Let's take a look at an actual data fetching request. The fetch API takes a url as a parameter, and returns a promise that resolves with an HTTP response.
const url = 'https://evilinsult.com/generate_insult.php?lang=en&type=json';
const req = fetch(url)
req
.then(res => res.json()) // get json of response
.then(json => json.insult) // get prop from json
.then(insult => console.log(insult)) // randomly generated insult logged
.catch(err => console.log("There was an error")) // if any .then methods throw an error, the chain jumps here
What if we want to combine data from various sources? Since every .then returns a promise, we can just return and resolve our own promise, combining data as we see fit.
const url = 'https://evilinsult.com/generate_insult.php?lang=en&type=json';
const req = fetch(url)
req.then(res => res.json())
.then(json => {
return new Promise((resolve, reject) => {
resolve({
insult: json.insult,
otherData: "From somewhere else"
})
})
})
.then(({insult, otherData}) => console.log(insult))
.catch(err => console.log("There was an error"))
In fact, you could even call other APIs:
const url = 'https://evilinsult.com/generate_insult.php?lang=en&type=json';
const chuckUrl = 'https://api.chucknorris.io/jokes/random';
const getInsult = fetch(url)
const getChuckNorrisQuoteWithInsult = firstInsult => fetch(chuckUrl)
.then(res => res.json())
.then(json => json.value)
.then(chuck => ({firstInsult, chuck}));
getInsult.then(res => res.json())
.then(json => getChuckNorrisQuoteWithInsult(json.insult))
.then(data => console.log(data))
.catch(err => console.log("There was an error"))
Compared to nested callbacks, promises greatly improve the readability of asynchronous code.
Async/Await
The sequential code of Promises is pretty good. But in the last example, we had to pass our first response's json as an argument into the getChuckNorrisQuoteWithInsult. Not such a big deal, but if you had more API calls, or complicated data processing/combining, it could get a little messy.

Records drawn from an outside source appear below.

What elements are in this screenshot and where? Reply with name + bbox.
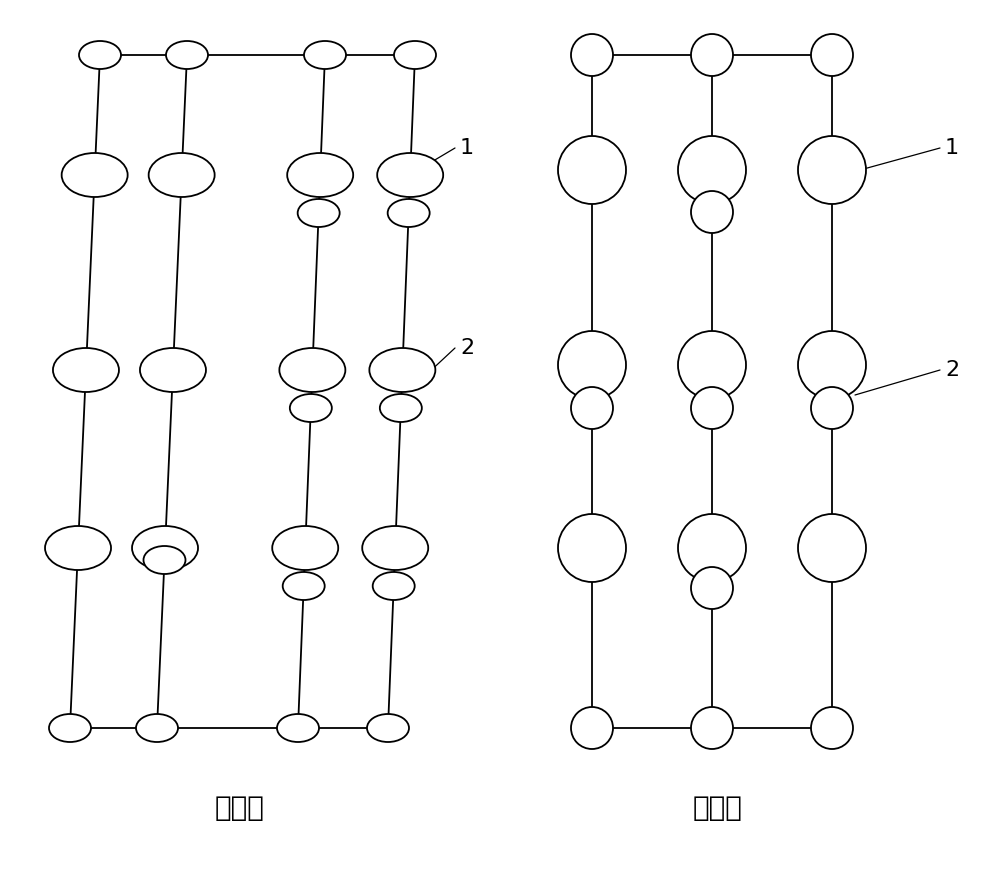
Circle shape xyxy=(678,136,746,204)
Text: 2: 2 xyxy=(460,338,474,358)
Ellipse shape xyxy=(279,348,345,392)
Ellipse shape xyxy=(388,199,430,227)
Ellipse shape xyxy=(380,394,422,422)
Ellipse shape xyxy=(272,526,338,570)
Ellipse shape xyxy=(287,153,353,197)
Circle shape xyxy=(811,707,853,749)
Circle shape xyxy=(798,514,866,582)
Circle shape xyxy=(691,191,733,233)
Text: 立体图: 立体图 xyxy=(215,794,265,822)
Ellipse shape xyxy=(140,348,206,392)
Ellipse shape xyxy=(362,526,428,570)
Ellipse shape xyxy=(136,714,178,742)
Circle shape xyxy=(558,514,626,582)
Circle shape xyxy=(678,331,746,399)
Circle shape xyxy=(571,707,613,749)
Ellipse shape xyxy=(377,153,443,197)
Circle shape xyxy=(811,387,853,429)
Circle shape xyxy=(691,707,733,749)
Circle shape xyxy=(811,34,853,76)
Text: 1: 1 xyxy=(460,138,474,158)
Ellipse shape xyxy=(143,546,185,574)
Ellipse shape xyxy=(290,394,332,422)
Ellipse shape xyxy=(283,572,325,600)
Ellipse shape xyxy=(277,714,319,742)
Circle shape xyxy=(571,34,613,76)
Ellipse shape xyxy=(369,348,435,392)
Circle shape xyxy=(558,136,626,204)
Circle shape xyxy=(571,387,613,429)
Ellipse shape xyxy=(79,41,121,69)
Ellipse shape xyxy=(53,348,119,392)
Ellipse shape xyxy=(394,41,436,69)
Circle shape xyxy=(678,514,746,582)
Circle shape xyxy=(691,34,733,76)
Ellipse shape xyxy=(166,41,208,69)
Ellipse shape xyxy=(45,526,111,570)
Circle shape xyxy=(558,331,626,399)
Ellipse shape xyxy=(298,199,340,227)
Ellipse shape xyxy=(49,714,91,742)
Text: 1: 1 xyxy=(945,138,959,158)
Text: 2: 2 xyxy=(945,360,959,380)
Ellipse shape xyxy=(62,153,128,197)
Ellipse shape xyxy=(367,714,409,742)
Ellipse shape xyxy=(304,41,346,69)
Ellipse shape xyxy=(373,572,415,600)
Circle shape xyxy=(798,136,866,204)
Text: 侧视图: 侧视图 xyxy=(693,794,743,822)
Circle shape xyxy=(691,567,733,609)
Circle shape xyxy=(798,331,866,399)
Ellipse shape xyxy=(149,153,215,197)
Circle shape xyxy=(691,387,733,429)
Ellipse shape xyxy=(132,526,198,570)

Async/Await is syntactic sugar for promises. What does this mean? An async function is non-blocking, and returns an implicit Promise as its result. This means that when calling an async function, the rest of the thread outside of the function will continue executing. The await keyword can only be used within an async function, and it pauses the execution of the async function while the passed Promise resolves.
Using our example from above:
const getInsult = () => fetch(url)
.then(res => res.json()) // get json of response
.then(json => json.insult)
const getChuckNorrisQuote = () => fetch(chuckUrl)
.then(res => res.json())
.then(json => json.value)
const getData = async () => {
const insult = await getInsult(); // waits for request to resolve
const chuckQuote = await getChuckNorrisQuote(); // waits for request to resolve
console.log({insult, chuckQuote});
}
getData();
With async and await, our code looks (and behaves) similar to synchronous code. Remember, async/await is just syntactic sugar for promises, meaning they are still being used under the hood. The resolved value of the promise is whatever we return from the function. If we wanted to access the returned value, we can still access is with .then:
const getData = async () => {
const insult = await getInsult(); // waits for request to resolve
const chuckQuote = await getChuckNorrisQuote(); // waits for request to resolve
return {insult, chuckQuote};
}
getData().then(data => console.log(data));
Error handling is also a bit different with async/await. With promises we used .catch. In async/await, it's typical to wrap code in a try/catch block:
const getData = async () => {
try {
const insult = await getInsult(); // waits for request to resolve
const chuckQuote = await getChuckNorrisQuote(); // waits for request to resolve
console.log({insult, chuckQuote});
} catch (e) {
console.log(e);
}
}